The developer, Antonio Zamperla, has chosen as its site the ill-used San Biagio Island, a man-made spit of landfill that has long been exploited as a garbage dump. The builder said it will first clear the land and remediate the ecological damage before constructing the park. Among the attractions: re-enactments of the naval Battle of Lepanto, between the Turks and Venetians, in an artificial pond; Carnival-themed performances on an outdoor stage; interactive exhibits of the lagoon ecosystem; augmented-reality installations based on the city’s history; and a spinning, stand-up, half-pipe ride called a Disk’O, which is best enjoyed before you eat lunch.

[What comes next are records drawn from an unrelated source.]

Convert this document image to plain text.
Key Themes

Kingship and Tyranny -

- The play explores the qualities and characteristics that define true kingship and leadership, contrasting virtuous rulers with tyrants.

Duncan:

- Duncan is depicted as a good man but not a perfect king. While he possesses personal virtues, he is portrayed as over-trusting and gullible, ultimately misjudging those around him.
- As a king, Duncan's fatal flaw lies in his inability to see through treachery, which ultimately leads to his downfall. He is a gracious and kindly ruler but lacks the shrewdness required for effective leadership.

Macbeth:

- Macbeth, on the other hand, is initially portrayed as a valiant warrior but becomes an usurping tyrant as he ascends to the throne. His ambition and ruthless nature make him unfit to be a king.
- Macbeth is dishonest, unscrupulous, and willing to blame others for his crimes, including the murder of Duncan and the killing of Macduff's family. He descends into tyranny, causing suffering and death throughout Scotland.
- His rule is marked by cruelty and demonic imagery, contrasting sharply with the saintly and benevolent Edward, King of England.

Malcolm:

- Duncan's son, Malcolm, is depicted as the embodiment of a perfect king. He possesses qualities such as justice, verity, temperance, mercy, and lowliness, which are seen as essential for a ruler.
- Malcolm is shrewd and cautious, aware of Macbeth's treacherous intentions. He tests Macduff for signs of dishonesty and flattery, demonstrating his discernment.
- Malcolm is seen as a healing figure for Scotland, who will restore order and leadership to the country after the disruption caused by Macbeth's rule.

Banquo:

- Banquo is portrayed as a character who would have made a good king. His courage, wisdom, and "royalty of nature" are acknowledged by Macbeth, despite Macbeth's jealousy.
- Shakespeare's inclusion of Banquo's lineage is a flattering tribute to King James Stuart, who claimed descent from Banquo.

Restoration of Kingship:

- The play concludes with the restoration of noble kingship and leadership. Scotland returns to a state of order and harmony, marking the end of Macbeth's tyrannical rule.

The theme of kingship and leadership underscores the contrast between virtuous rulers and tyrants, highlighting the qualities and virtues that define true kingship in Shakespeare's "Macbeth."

Homely and noxious San Biagio Island, which sits on the western tip of Giudecca Island between the Giudecca Canal and the open lagoon, might seem an odd place for a project like this. But Zamperla has a history of building amusement parks in reclaimed areas, including a former nuclear power plant in Kalkar, Germany, and the once-derelict Luna Park in New York City’s Coney Island.
At this point the proposal has not gone beyond the design stage. Among the chief concerns voiced by opponents is that the attraction would increase Venetian tourism far beyond the city’s ability to cope, not to mention really long lines for the Disk’O.